Combining video pieces
With the success of generate_videos.py, surely combine_videos.py wouldn’t be so hard? o1-preview took my instructions pretty well, and produced another few hundred lines of working Python code. I could tell the resulting output video was close, but the video kept flashing to black. ChatGPT could not figure out why, and kept making useless suggestions. I had to dig into the code myself to figure out that it was applying fade transitions, and with such short videos, it was usually fading. It was also trying to load both speakers when there should only be one. This took a couple hours to work out.

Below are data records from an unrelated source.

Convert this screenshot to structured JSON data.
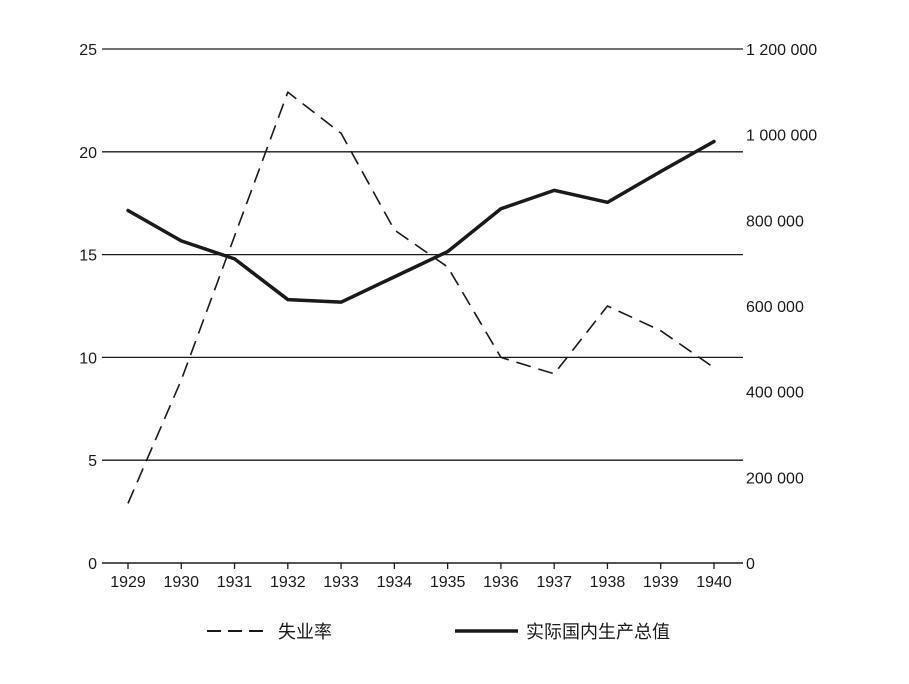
{
  "chart_data": {
    "type": "line",
    "title": "",
    "xlabel": "",
    "categories": [
      "1929",
      "1930",
      "1931",
      "1932",
      "1933",
      "1934",
      "1935",
      "1936",
      "1937",
      "1938",
      "1939",
      "1940"
    ],
    "y_left": {
      "ylim": [
        0,
        25
      ],
      "ticks": [
        0,
        5,
        10,
        15,
        20,
        25
      ],
      "tick_labels": [
        "0",
        "5",
        "10",
        "15",
        "20",
        "25"
      ]
    },
    "y_right": {
      "ylim": [
        0,
        1200000
      ],
      "ticks": [
        0,
        200000,
        400000,
        600000,
        800000,
        1000000,
        1200000
      ],
      "tick_labels": [
        "0",
        "200 000",
        "400 000",
        "600 000",
        "800 000",
        "1 000 000",
        "1 200 000"
      ]
    },
    "grid": "horizontal",
    "legend_position": "bottom",
    "series": [
      {
        "name": "失业率",
        "axis": "left",
        "style": "dashed",
        "color": "#1a1a1a",
        "values": [
          2.9,
          8.9,
          15.9,
          22.9,
          20.9,
          16.2,
          14.4,
          10.0,
          9.2,
          12.5,
          11.3,
          9.5
        ]
      },
      {
        "name": "实际国内生产总值",
        "axis": "right",
        "style": "solid",
        "color": "#1a1a1a",
        "values": [
          823000,
          752000,
          710000,
          615000,
          609000,
          668000,
          727000,
          827000,
          870000,
          842000,
          914000,
          984000
        ]
      }
    ]
  }
}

The results were still mediocre. After a few clips, the video and audio would get desynchronized. Instead of trying to continue debugging, I asked ChatGPT to refactor the script from combining the available videos to using the diariazation data to look for the right video chunks. This was a disaster. After another few hours, I pointed out the bugs to ChatGPT. It failed to make at least one of the fixes, the video was black most of the time, and synchronization was still pretty bad. I went in with a few more hours to fix the remaining bugs myself. The output was workable, but still not very good.
I took a break for a week. Instead of continuing the conversation thread with ChatGPT and o1-preview, I started a new one. I made sure to include the specification changes I had made mid-conversation. This time, the first attempt with 140 lines was almost perfect. The audio was poor because it had used the video chunks’ audio instead of the original audio file. I swapped that out myself with a couple lines, and got an excellent result. Why did it work this time? Well, that’s because of how LLMs, and particularly chat interfaces to LLMs, work.
Digging oneself deeper
My conversation thread in ChatGPT ended up being 92 pages long – maybe 40k tokens. It was getting harder and harder to work with ChatGPT to fix bugs as the conversation went on. LLMs do get worse when they need to work with a lot of tokens in their context window, but I don’t think that was the main issue. It is more that once an AI starts going down a path, it had a hard time deviating from it. Once it has a hole, it will keep digging itself deeper.
Digging itself deeper means that when I made a requirements change, o1 made minimal updates to the code it had already given me. It wouldn’t refactor the code structure to work better. This is somewhat like any software engineer working with a deadline, but AI has a worse time with this than humans. The original requirement is still in the context window affecting how it thinks about the changed requirement. This is OK to simply change a variable, but isn’t at all successful when you ask it to think about the problem in a different way.
This doesn’t only apply to programming. Here’s a quick test you can do: ask ChatGPT or Copilot to “write a sonnet about a bee named Archibald.” And then tell it “make Archibald a human instead.” Here’s the result when I tried it. The second sonnet gives human Archibald the same qualities and desires as the bee! He’s hard working and seeks to shirk his duty and explore. The conversation history strongly affects the output, even if the request is unrelated.
As conversation lengths go on, AI gets in a rut. It will be less creative, more repetitive, and overall just less functional. Often the solution to the problem is to start over with a new conversation. Bring only the minimum context necessary and rewrite the task.